Most states require drivers to carry liability coverage, but comprehensive coverage is not required by any state laws. Drivers who carry their state's minimum required coverages likely will not be covered for a deer accident.
Fleet insurance policies can include coverage for vehicle liability, automatic out-of-state coverage for long-range over-the-road vehicles, multiple coverage options for vehicle physical damage, and fleet car insurance for non-hauling vehicles. Add-ons to auto insurance, like collision and comprehensive insurance policies, will also be different with fleet insurance. A careful assessment of your fleet's requirements can help you make better choices.
Accepting the Risk
When I hit the deer back in 2014, I had a car that was considered one of the safest on the market, a clean driving record, and all the insurance coverage that was expected of me. These steps will not prevent a wildcard event from happening but will mitigate outcomes from it. Preparation is key in the way you and your fleet recover from such a crash.
Sidebar: Think Like A Surveyor
Fleet managers should consider the landscape into which they will send drivers. Routing typically factors in the shortest and most cost-efficient routes a vehicle can take. However, roadwork can startle wildlife in adjoining areas. Construction in previously wooded areas can displace animals altogether, driving them into new and foreign territory.

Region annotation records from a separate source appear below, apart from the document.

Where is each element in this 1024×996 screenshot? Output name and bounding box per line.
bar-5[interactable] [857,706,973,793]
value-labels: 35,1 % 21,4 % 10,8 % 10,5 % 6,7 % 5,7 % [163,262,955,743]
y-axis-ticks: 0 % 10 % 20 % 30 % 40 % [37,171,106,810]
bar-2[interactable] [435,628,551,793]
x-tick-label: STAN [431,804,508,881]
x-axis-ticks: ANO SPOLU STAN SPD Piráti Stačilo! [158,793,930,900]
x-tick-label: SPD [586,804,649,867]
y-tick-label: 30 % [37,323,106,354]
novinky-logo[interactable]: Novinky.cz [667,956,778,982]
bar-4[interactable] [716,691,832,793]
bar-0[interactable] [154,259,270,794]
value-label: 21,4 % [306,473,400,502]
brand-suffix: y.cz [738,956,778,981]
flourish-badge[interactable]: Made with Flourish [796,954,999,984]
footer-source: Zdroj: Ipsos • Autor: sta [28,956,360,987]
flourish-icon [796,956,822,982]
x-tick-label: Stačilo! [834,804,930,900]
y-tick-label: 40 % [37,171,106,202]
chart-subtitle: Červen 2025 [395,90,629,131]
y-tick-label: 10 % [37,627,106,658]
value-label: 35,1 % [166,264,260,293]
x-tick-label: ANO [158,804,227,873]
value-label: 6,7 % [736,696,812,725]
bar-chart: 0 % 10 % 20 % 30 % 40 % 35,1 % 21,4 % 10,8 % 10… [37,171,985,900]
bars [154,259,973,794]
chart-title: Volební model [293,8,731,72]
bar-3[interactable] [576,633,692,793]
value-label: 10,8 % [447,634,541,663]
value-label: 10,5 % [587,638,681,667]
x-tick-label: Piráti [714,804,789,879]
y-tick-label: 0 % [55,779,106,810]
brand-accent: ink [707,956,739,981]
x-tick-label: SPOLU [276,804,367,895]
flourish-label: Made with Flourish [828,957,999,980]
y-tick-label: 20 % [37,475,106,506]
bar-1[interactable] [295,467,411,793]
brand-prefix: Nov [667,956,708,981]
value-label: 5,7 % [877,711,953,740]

This confusion will increase erratic behavior.
During these time periods, routes should factor in such changes to the regions and alternate routes should be discussed.
Also, if vehicles are typically on the move in dawn/dusk times, changing up those hours should also be reconsidered.
Driving with wild animals in the mix is the classic penny-wise/pound-foolish debate. Fleet managers who know their drivers’ regions are affected by such unknown parameters assume a bit of inefficiency in order to avoid far worse outcomes.